I picked up the glass, eyed the death inside. Would sucking on it draw out the power to burrow to safety as well? If I chewed it into little pieces, could I then ingest the discarded bits of this world, pump life back into them, and create something new?
In the end, I swallowed it whole. Carlos was right about one thing. It was delicate, but for the device buried inside. That stood out like a wire ball of fury. It pierced the worm, took root in my throat, and stuck there like a metal spider until I forced it down. The tears along my esophagus were cold when I breathed. When my eyes had ceased watering, I looked up.
Carlos smiled, holding out a hand. I pushed to my feet again, then lunged for him as the room began to spin. I was in trouble, a teetering dreidel on the inside, but all Carlos did was hold my hand. Remembering the myth about tequila worms having hallucinogenic properties, I slurred, “Is this laced?”

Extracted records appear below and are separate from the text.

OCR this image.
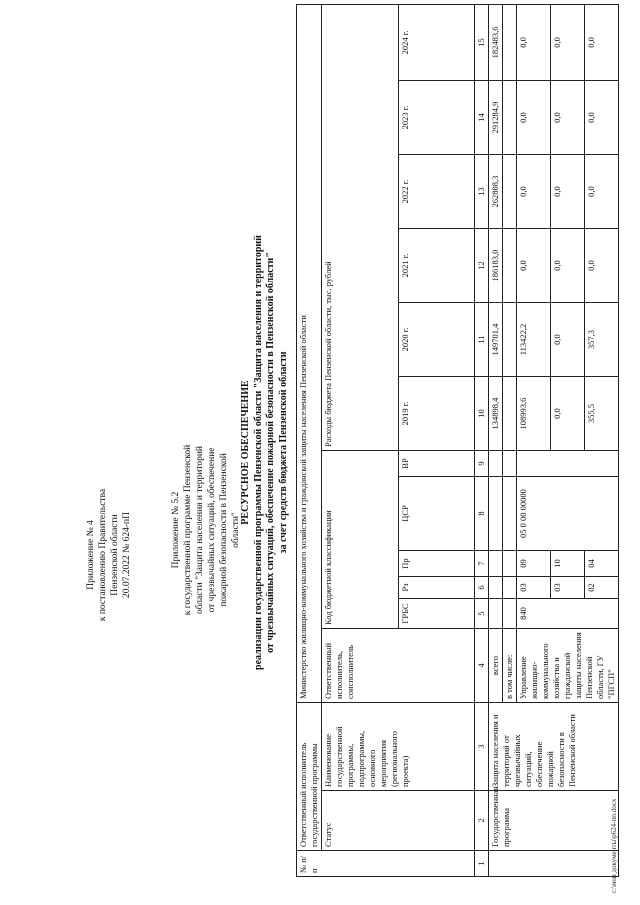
Приложение № 4 к постановлению Правительства Пензенской области 20.07.2022 № 624-пП	Приложение № 5.2 к государственной программе Пензенской области "Защита населения и территорий от чрезвычайных ситуаций, обеспечение пожарной безопасности в Пензенской области"
РЕСУРСНОЕ ОБЕСПЕЧЕНИЕ реализации государственной программы Пензенской области "Защита населения и территорий от чрезвычайных ситуаций, обеспечение пожарной безопасности в Пензенской области" за счет средств бюджета Пензенской области
№ п/п	Ответственный исполнитель государственной программы		Министерство жилищно-коммунального хозяйства и гражданской защиты населения Пензенской области											
	Статус	Наименование государственной программы, подпрограммы, основного мероприятия (регионального проекта)	Ответственный исполнитель, соисполнитель	Код бюджетной классификации					Расходы бюджета Пензенской области, тыс. рублей					
				ГРБС	Рз	Пр	ЦСР	ВР	2019 г.	2020 г.	2021 г.	2022 г.	2023 г.	2024 г.
1	2	3	4	5	6	7	8	9	10	11	12	13	14	15
	Государственная программа	Защита населения и территорий от чрезвычайных ситуаций, обеспечение пожарной безопасности в Пензенской области	всего						134898,4	149701,4	186183,0	262808,3	291284,9	182483,6
			в том числе:											
			Управление жилищно-коммунального хозяйства и гражданской защиты населения Пензенской области, ГУ "ПГСП"	840	03	09	05 0 00 00000		108993,6	113422,2	0,0	0,0	0,0	0,0
					03	10			0,0	0,0	0,0	0,0	0,0	0,0
					02	04			355,5	357,3	0,0	0,0	0,0	0,0
c:\мои документы\р624-пп.docx
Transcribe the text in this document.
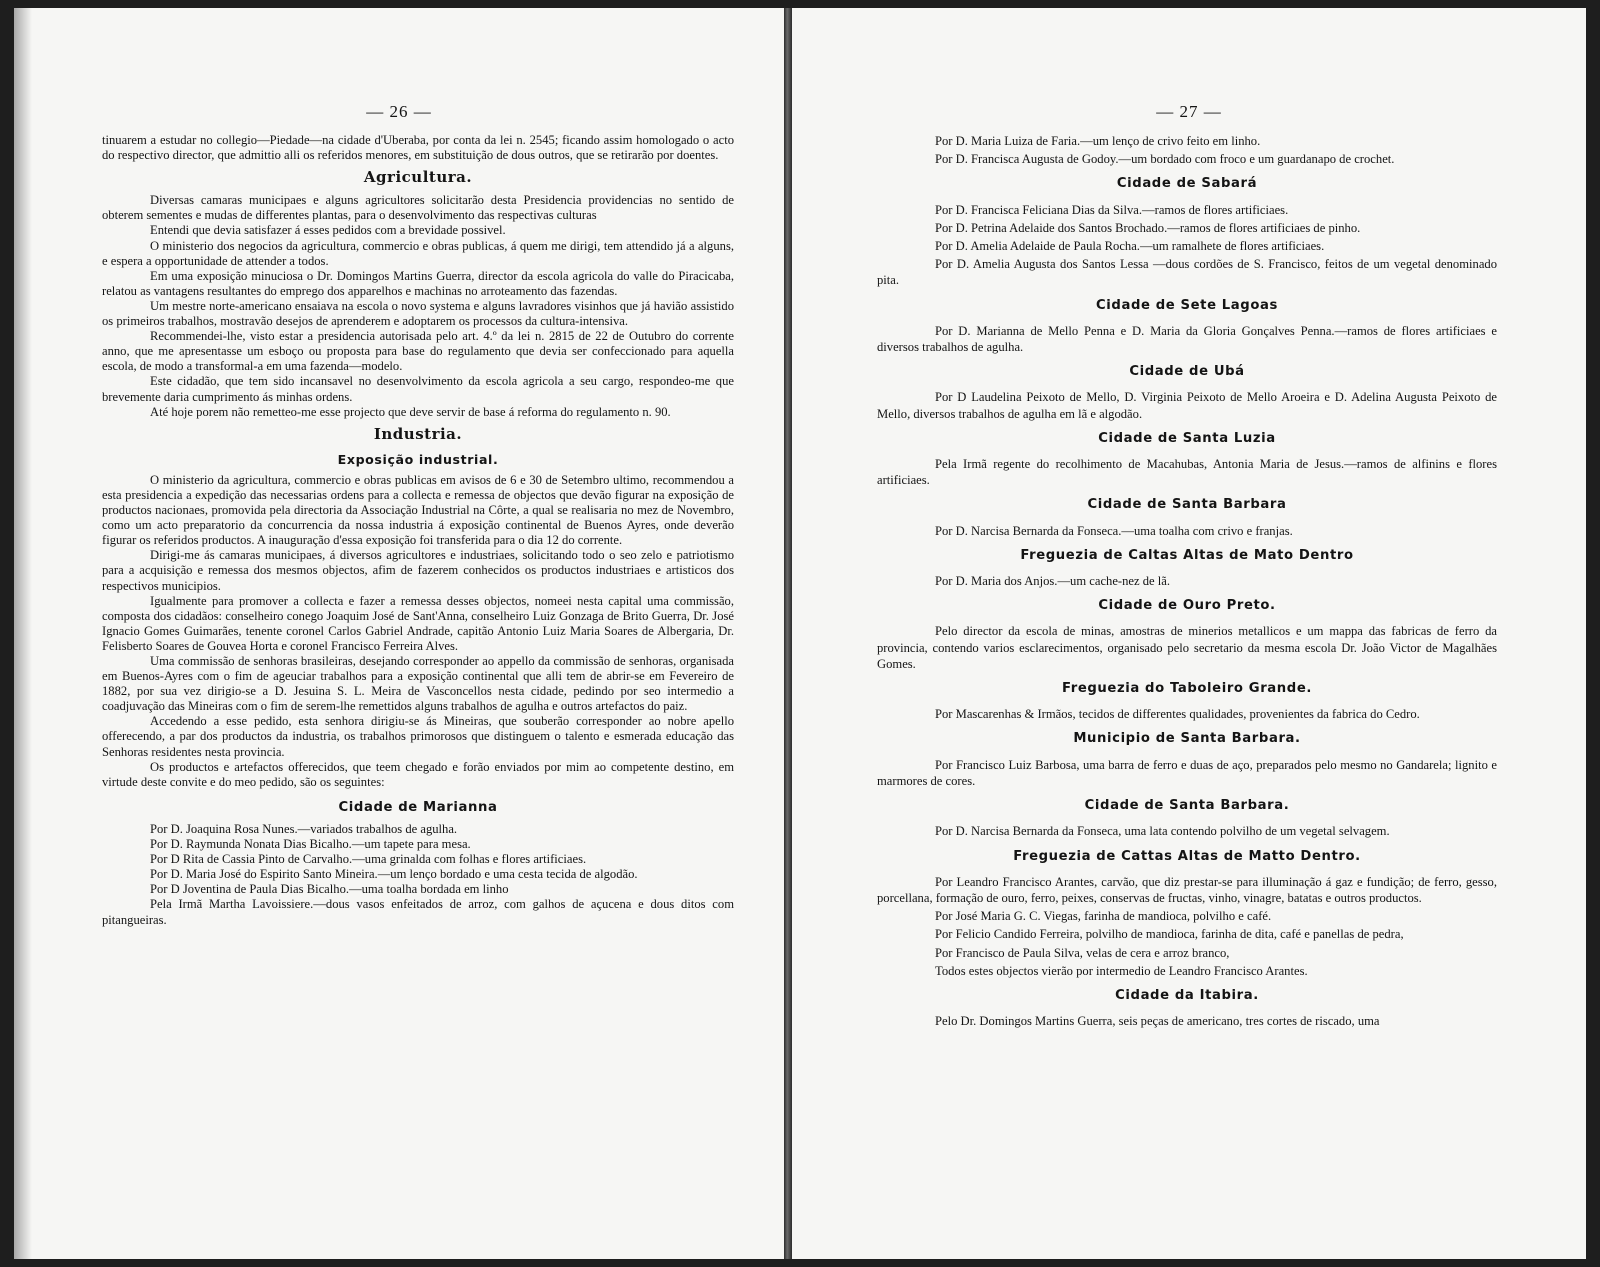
— 26 —

tinuarem a estudar no collegio—Piedade—na cidade d'Uberaba, por conta da lei n. 2545; ficando assim homologado o acto do respectivo director, que admittio alli os referidos menores, em substituição de dous outros, que se retirarão por doentes.

Agricultura.

Diversas camaras municipaes e alguns agricultores solicitarão desta Presidencia providencias no sentido de obterem sementes e mudas de differentes plantas, para o desenvolvimento das respectivas culturas

Entendi que devia satisfazer á esses pedidos com a brevidade possivel.

O ministerio dos negocios da agricultura, commercio e obras publicas, á quem me dirigi, tem attendido já a alguns, e espera a opportunidade de attender a todos.

Em uma exposição minuciosa o Dr. Domingos Martins Guerra, director da escola agricola do valle do Piracicaba, relatou as vantagens resultantes do emprego dos apparelhos e machinas no arroteamento das fazendas.

Um mestre norte-americano ensaiava na escola o novo systema e alguns lavradores visinhos que já havião assistido os primeiros trabalhos, mostravão desejos de aprenderem e adoptarem os processos da cultura-intensiva.

Recommendei-lhe, visto estar a presidencia autorisada pelo art. 4.º da lei n. 2815 de 22 de Outubro do corrente anno, que me apresentasse um esboço ou proposta para base do regulamento que devia ser confeccionado para aquella escola, de modo a transformal-a em uma fazenda—modelo.

Este cidadão, que tem sido incansavel no desenvolvimento da escola agricola a seu cargo, respondeo-me que brevemente daria cumprimento ás minhas ordens.

Até hoje porem não remetteo-me esse projecto que deve servir de base á reforma do regulamento n. 90.

Industria.
Exposição industrial.

O ministerio da agricultura, commercio e obras publicas em avisos de 6 e 30 de Setembro ultimo, recommendou a esta presidencia a expedição das necessarias ordens para a collecta e remessa de objectos que devão figurar na exposição de productos nacionaes, promovida pela directoria da Associação Industrial na Côrte, a qual se realisaria no mez de Novembro, como um acto preparatorio da concurrencia da nossa industria á exposição continental de Buenos Ayres, onde deverão figurar os referidos productos. A inauguração d'essa exposição foi transferida para o dia 12 do corrente.

Dirigi-me ás camaras municipaes, á diversos agricultores e industriaes, solicitando todo o seo zelo e patriotismo para a acquisição e remessa dos mesmos objectos, afim de fazerem conhecidos os productos industriaes e artisticos dos respectivos municipios.

Igualmente para promover a collecta e fazer a remessa desses objectos, nomeei nesta capital uma commissão, composta dos cidadãos: conselheiro conego Joaquim José de Sant'Anna, conselheiro Luiz Gonzaga de Brito Guerra, Dr. José Ignacio Gomes Guimarães, tenente coronel Carlos Gabriel Andrade, capitão Antonio Luiz Maria Soares de Albergaria, Dr. Felisberto Soares de Gouvea Horta e coronel Francisco Ferreira Alves.

Uma commissão de senhoras brasileiras, desejando corresponder ao appello da commissão de senhoras, organisada em Buenos-Ayres com o fim de ageuciar trabalhos para a exposição continental que alli tem de abrir-se em Fevereiro de 1882, por sua vez dirigio-se a D. Jesuina S. L. Meira de Vasconcellos nesta cidade, pedindo por seo intermedio a coadjuvação das Mineiras com o fim de serem-lhe remettidos alguns trabalhos de agulha e outros artefactos do paiz.

Accedendo a esse pedido, esta senhora dirigiu-se ás Mineiras, que souberão corresponder ao nobre apello offerecendo, a par dos productos da industria, os trabalhos primorosos que distinguem o talento e esmerada educação das Senhoras residentes nesta provincia.

Os productos e artefactos offerecidos, que teem chegado e forão enviados por mim ao competente destino, em virtude deste convite e do meo pedido, são os seguintes:

Cidade de Marianna

Por D. Joaquina Rosa Nunes.—variados trabalhos de agulha.

Por D. Raymunda Nonata Dias Bicalho.—um tapete para mesa.

Por D Rita de Cassia Pinto de Carvalho.—uma grinalda com folhas e flores artificiaes.

Por D. Maria José do Espirito Santo Mineira.—um lenço bordado e uma cesta tecida de algodão.

Por D Joventina de Paula Dias Bicalho.—uma toalha bordada em linho

Pela Irmã Martha Lavoissiere.—dous vasos enfeitados de arroz, com galhos de açucena e dous ditos com pitangueiras.

— 27 —

Por D. Maria Luiza de Faria.—um lenço de crivo feito em linho.

Por D. Francisca Augusta de Godoy.—um bordado com froco e um guardanapo de crochet.

Cidade de Sabará

Por D. Francisca Feliciana Dias da Silva.—ramos de flores artificiaes.

Por D. Petrina Adelaide dos Santos Brochado.—ramos de flores artificiaes de pinho.

Por D. Amelia Adelaide de Paula Rocha.—um ramalhete de flores artificiaes.

Por D. Amelia Augusta dos Santos Lessa —dous cordões de S. Francisco, feitos de um vegetal denominado pita.

Cidade de Sete Lagoas

Por D. Marianna de Mello Penna e D. Maria da Gloria Gonçalves Penna.—ramos de flores artificiaes e diversos trabalhos de agulha.

Cidade de Ubá

Por D Laudelina Peixoto de Mello, D. Virginia Peixoto de Mello Aroeira e D. Adelina Augusta Peixoto de Mello, diversos trabalhos de agulha em lã e algodão.

Cidade de Santa Luzia

Pela Irmã regente do recolhimento de Macahubas, Antonia Maria de Jesus.—ramos de alfinins e flores artificiaes.

Cidade de Santa Barbara

Por D. Narcisa Bernarda da Fonseca.—uma toalha com crivo e franjas.

Freguezia de Caltas Altas de Mato Dentro

Por D. Maria dos Anjos.—um cache-nez de lã.

Cidade de Ouro Preto.

Pelo director da escola de minas, amostras de minerios metallicos e um mappa das fabricas de ferro da provincia, contendo varios esclarecimentos, organisado pelo secretario da mesma escola Dr. João Victor de Magalhães Gomes.

Freguezia do Taboleiro Grande.

Por Mascarenhas & Irmãos, tecidos de differentes qualidades, provenientes da fabrica do Cedro.

Municipio de Santa Barbara.

Por Francisco Luiz Barbosa, uma barra de ferro e duas de aço, preparados pelo mesmo no Gandarela; lignito e marmores de cores.

Cidade de Santa Barbara.

Por D. Narcisa Bernarda da Fonseca, uma lata contendo polvilho de um vegetal selvagem.

Freguezia de Cattas Altas de Matto Dentro.

Por Leandro Francisco Arantes, carvão, que diz prestar-se para illuminação á gaz e fundição; de ferro, gesso, porcellana, formação de ouro, ferro, peixes, conservas de fructas, vinho, vinagre, batatas e outros productos.

Por José Maria G. C. Viegas, farinha de mandioca, polvilho e café.

Por Felicio Candido Ferreira, polvilho de mandioca, farinha de dita, café e panellas de pedra,

Por Francisco de Paula Silva, velas de cera e arroz branco,

Todos estes objectos vierão por intermedio de Leandro Francisco Arantes.

Cidade da Itabira.

Pelo Dr. Domingos Martins Guerra, seis peças de americano, tres cortes de riscado, uma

And weren’t drugs supposed to make you feel a high before you hit a low? This one pulled me down to my knees, like a slap from on high. Right before my limbs numbed out, Tripp reached my other side. I imagined I could scent him as I once had in Midheaven, when he’d been sweaty and defiant and smelling of old burnt cedar.
Carlos, so forthcoming about the rogue agents and their desire to help me, about being the one to give me a chance to become “who I was meant to be,” not to mention a detailed history of the worm, simply dropped a silken kiss upon my lips, setting them to buzzing as he braced my arms. “Repeat after me, one word only: Midheaven.”